Louis Dixhuite, Louis Dixhuite,

We have licked all your armies and sunk all your fleet!

В переводе это означало: «Людовик XVIII, Людовик XVIII, мы разбили все твои армии и потопили весь твой флот!» И Стенли добавляет, что парижские зеваки, услышав «Louis Dixhuite», принимали песню за оду в честь Бурбонов и отвечали ласковой одобряющей улыбкой».

Но еще более интересным является письмо от 1 февраля 1815 года, в котором друг четы Стенли, знаменитый лорд Шеффилд192, излагает содержание долгой беседы, состоявшейся незадолго перед тем на острове Эльбе между одним из его племянников и Наполеоном.

Фред Дуглас пишет, что Буонапарте совершенно не похож ни на один из своих гравированных портретов. Это толстый человек с широкой талией, из-за которой он кажется маленьким. Черты его лица скорее суровы, глаза несколько блеклы, но губы, когда он улыбается, создают выражение некоторой кротости и доброжелательности. Вначале впечатление такое, что оказался перед человеком совершенно обыкновенным, по крайней мере, внешне, но по мере того, как все больше присматриваешься к нему и беседуешь с ним, замечаешь на его лице глубокую мысль и решимость.
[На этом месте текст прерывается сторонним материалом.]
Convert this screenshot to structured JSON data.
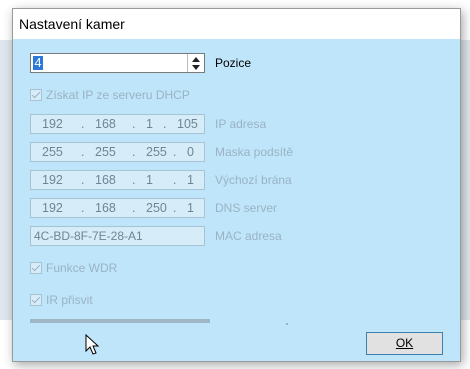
{
  "dialog": {
    "title": "Nastavení kamer"
  },
  "position": {
    "value": "4",
    "label": "Pozice"
  },
  "dhcp": {
    "label": "Získat IP ze serveru DHCP",
    "checked": true
  },
  "ip_address": {
    "octets": [
      "192",
      "168",
      "1",
      "105"
    ],
    "label": "IP adresa"
  },
  "subnet_mask": {
    "octets": [
      "255",
      "255",
      "255",
      "0"
    ],
    "label": "Maska podsítě"
  },
  "gateway": {
    "octets": [
      "192",
      "168",
      "1",
      "1"
    ],
    "label": "Výchozí brána"
  },
  "dns": {
    "octets": [
      "192",
      "168",
      "250",
      "1"
    ],
    "label": "DNS server"
  },
  "mac": {
    "value": "4C-BD-8F-7E-28-A1",
    "label": "MAC adresa"
  },
  "wdr": {
    "label": "Funkce WDR",
    "checked": true
  },
  "ir": {
    "label": "IR přisvit",
    "checked": true
  },
  "ok_button": {
    "label": "OK"
  },
  "colors": {
    "client_bg": "#bfe5fa",
    "disabled_text": "#9ab3c4",
    "selection": "#2b79d8"
  }
}
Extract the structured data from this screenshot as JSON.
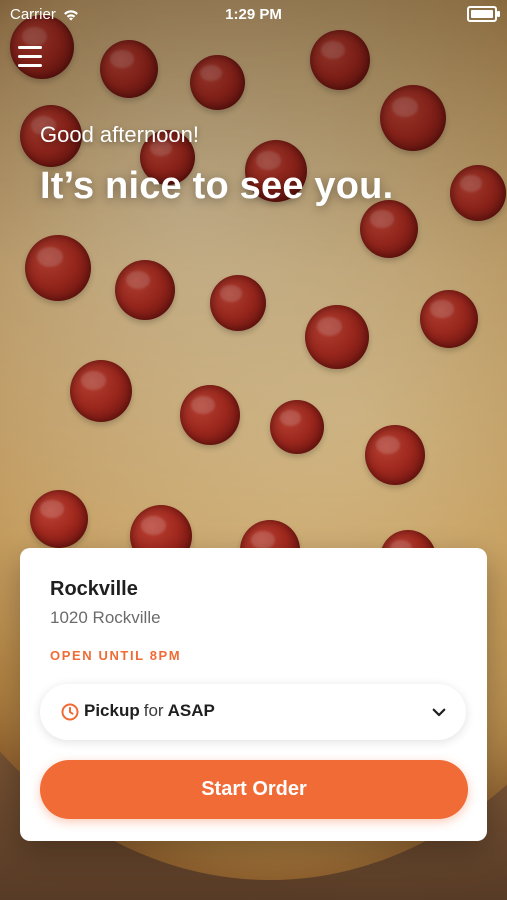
{
  "status_bar": {
    "carrier": "Carrier",
    "time": "1:29 PM"
  },
  "greeting": {
    "subtitle": "Good afternoon!",
    "headline": "It’s nice to see you."
  },
  "store_card": {
    "name": "Rockville",
    "address": "1020 Rockville",
    "hours": "OPEN UNTIL 8PM",
    "pickup_selector": {
      "mode": "Pickup",
      "connector": "for",
      "time": "ASAP"
    },
    "start_button_label": "Start Order"
  },
  "colors": {
    "accent": "#f06b35",
    "card_bg": "#ffffff",
    "text_primary": "#1f1f1f",
    "text_secondary": "#6b6b6b"
  },
  "icons": {
    "menu": "hamburger-menu-icon",
    "clock": "clock-icon",
    "chevron": "chevron-down-icon",
    "wifi": "wifi-icon",
    "battery": "battery-icon"
  }
}
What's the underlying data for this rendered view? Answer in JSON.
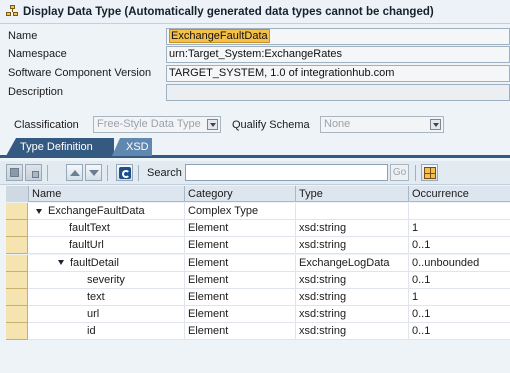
{
  "window": {
    "title": "Display Data Type (Automatically generated data types cannot be changed)"
  },
  "fields": [
    {
      "label": "Name",
      "value": "ExchangeFaultData",
      "highlight": true
    },
    {
      "label": "Namespace",
      "value": "urn:Target_System:ExchangeRates",
      "highlight": false
    },
    {
      "label": "Software Component Version",
      "value": "TARGET_SYSTEM, 1.0 of integrationhub.com",
      "highlight": false
    },
    {
      "label": "Description",
      "value": "",
      "highlight": false
    }
  ],
  "classification": {
    "label": "Classification",
    "value": "Free-Style Data Type"
  },
  "qualify_schema": {
    "label": "Qualify Schema",
    "value": "None"
  },
  "tabs": [
    {
      "label": "Type Definition",
      "active": true
    },
    {
      "label": "XSD",
      "active": false
    }
  ],
  "toolbar": {
    "search_label": "Search",
    "search_value": "",
    "go_label": "Go"
  },
  "table": {
    "columns": [
      "Name",
      "Category",
      "Type",
      "Occurrence"
    ],
    "rows": [
      {
        "name": "ExchangeFaultData",
        "indent": 0,
        "toggle": true,
        "category": "Complex Type",
        "type": "",
        "occurrence": ""
      },
      {
        "name": "faultText",
        "indent": 1,
        "toggle": false,
        "category": "Element",
        "type": "xsd:string",
        "occurrence": "1"
      },
      {
        "name": "faultUrl",
        "indent": 1,
        "toggle": false,
        "category": "Element",
        "type": "xsd:string",
        "occurrence": "0..1"
      },
      {
        "name": "faultDetail",
        "indent": 1,
        "toggle": true,
        "category": "Element",
        "type": "ExchangeLogData",
        "occurrence": "0..unbounded"
      },
      {
        "name": "severity",
        "indent": 2,
        "toggle": false,
        "category": "Element",
        "type": "xsd:string",
        "occurrence": "0..1"
      },
      {
        "name": "text",
        "indent": 2,
        "toggle": false,
        "category": "Element",
        "type": "xsd:string",
        "occurrence": "1"
      },
      {
        "name": "url",
        "indent": 2,
        "toggle": false,
        "category": "Element",
        "type": "xsd:string",
        "occurrence": "0..1"
      },
      {
        "name": "id",
        "indent": 2,
        "toggle": false,
        "category": "Element",
        "type": "xsd:string",
        "occurrence": "0..1"
      }
    ]
  },
  "colors": {
    "tab_active": "#355a82",
    "tab_inactive": "#5f87b0",
    "highlight": "#f5c04a",
    "row_selector": "#f5e3b0"
  }
}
Наполеон, помимо прочего, объяснил своему собеседнику, что Франция никогда не смогла бы приспособиться к английской конституции из-за отсутствия nobles de campagne193, являющихся одной из основ политической жизни Соединенного королевства. Он полагал, что мир в Европе не сможет долго продлиться и что «французская нация не смирится с потерей Бельгии»194 . И «он готов уступить во всем, кроме этого». По его утверждению, он также более всего сожалел, что не смог «создать в Польше независимого королевства, поскольку он всегда очень любил поляков и был у них в неоплатном долгу». Возможно, эти слова были отзвуком недавнего визита к суверену острова Эльбы некоей польской дамы, столь патриотки, сколь и красавицы. Полагаю, Эдвард Стенли, читая это письмо, где племянник лорда Шеффилда отдает должное очевидному интеллектуальному и духовному превосходству «Буонапарте», лишь удивленно пожимал плечами, испытывая вновь недоверие и раздражение, которые некогда вызывали у него сетования «глупых» солдат Великой армии, когда они, будучи повергнуты в прах после свержения своего императора, упорствовали, однако, в своей любви к нему и в восхищении.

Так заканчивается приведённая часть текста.